Batch 2: 12 prompts, 0 API errors, $0.3120 cumulative
Decision: PROCEED (82% confidence)
Judge coverage: 4/4 ambiguous prompts
Risk stayed below the configured proceed threshold.
Run complete
Prompts tested: 24/30
Batches tested: 2
Total cost: $0.3120
Judge cost: $0.0280
Decision: PROCEED (82% confidence)
driftcut-results/results.json excerpt:
{
"mode": "live",
"decision": {
"outcome": "PROCEED",
"confidence": 0.82
},
"batches": [
{
"batch_number": 1,
"results": [
{
"prompt_id": "cx-001",
"candidate": {
"latency_ms": 640.0,
"retry_count": 1,
"cost_usd": 0.009,
"error": null
}
}
]
}
]
}
The HTML report in driftcut-results/report.html packages the same run as a shareable summary with threshold context, latency/cost views, failure archetypes, prompt examples, and optional cache visibility.
Optional Redis memory¶
If you add a memory section to your config, Driftcut can reuse cached baseline responses across repeated live runs and persist full run documents to Redis. Replay mode does not use response caching, but it can still persist run history when memory is enabled.

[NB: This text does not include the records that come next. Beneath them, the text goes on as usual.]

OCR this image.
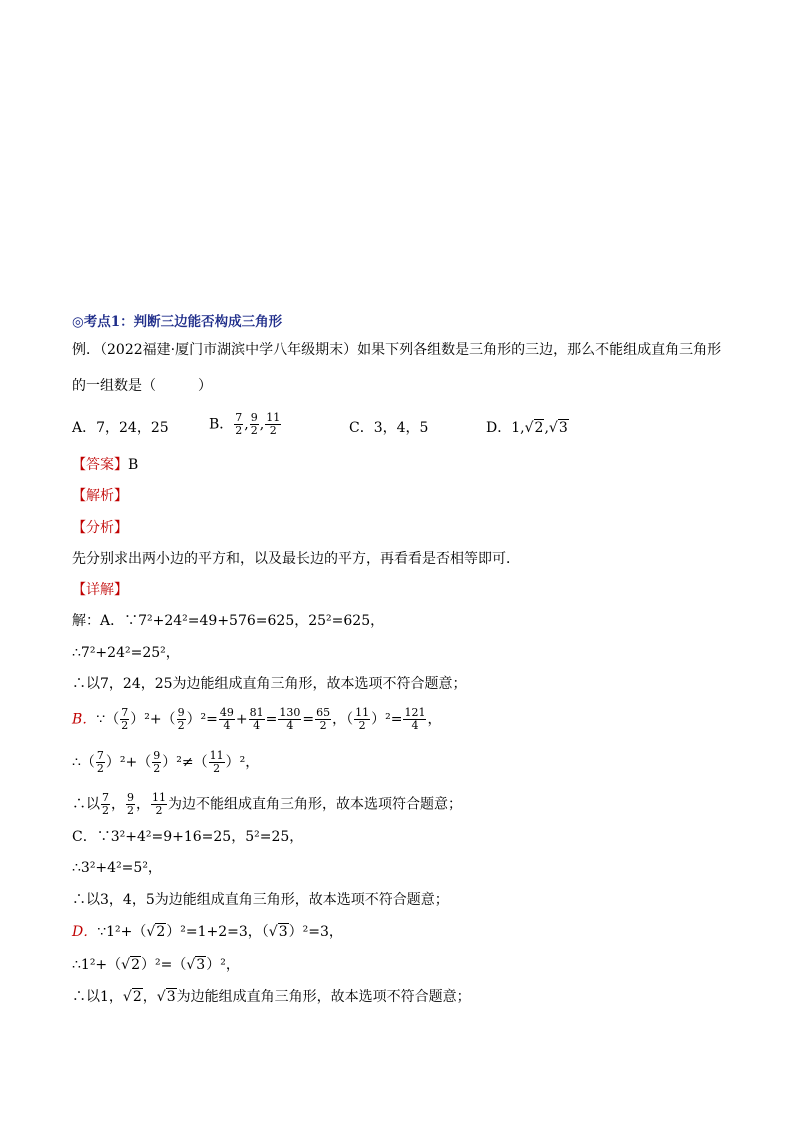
◎考点1：判断三边能否构成三角形
例．（2022福建·厦门市湖滨中学八年级期末）如果下列各组数是三角形的三边，那么不能组成直角三角形
的一组数是（　　　）
A．7，24，25	B． $\frac{7}{2}$ , $\frac{9}{2}$ , $\frac{11}{2}$	C．3，4，5	D．1,√2,√3
【答案】B
【解析】
【分析】
先分别求出两小边的平方和，以及最长边的平方，再看看是否相等即可．
【详解】
解：A．∵7²+24²=49+576=625，25²=625，
∴7²+24²=25²，
∴以7，24，25为边能组成直角三角形，故本选项不符合题意；
B．∵（ $\frac{7}{2} )^2+( \frac{9}{2} )^2= \frac{49}{4} + \frac{81}{4} = \frac{130}{4} = \frac{65}{2}$ ，（ $\frac{11}{2} )^2= \frac{121}{4}$ ，
∴（ $\frac{7}{2} )^2+( \frac{9}{2} )^2\ne( \frac{11}{2} )^2$，
∴以 $\frac{7}{2}$ ， $\frac{9}{2}$ ， $\frac{11}{2}$ 为边不能组成直角三角形，故本选项符合题意；
C．∵3²+4²=9+16=25，5²=25，
∴3²+4²=5²，
∴以3，4，5为边能组成直角三角形，故本选项不符合题意；
D．∵1²+（√2）²=1+2=3，（√3）²=3，
∴1²+（√2）²=（√3）²，
∴以1，√2，√3为边能组成直角三角形，故本选项不符合题意；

Replay a historical comparison¶
If you already have paired baseline/candidate outputs, you can replay them through the same deterministic checks, judge flow, and decision engine without re-calling the models.
Replay mode expects a canonical JSON payload with prompt metadata plus nested baseline and candidate outputs. The replay path is intentionally narrow: it is for historical Driftcut backtests, not arbitrary vendor export ingestion.
Replay semantics
Replay can still incur judge cost if semantic judging is enabled. Historical latency fields are required when latency.track=true.
Compare two runs¶
After running migration tests with different candidates or configs, compare the results:
This shows decision changes, metric deltas, per-category risk shifts, cost differences, and which failure archetypes were added or removed. Color-coded output highlights improvements in green and regressions in red.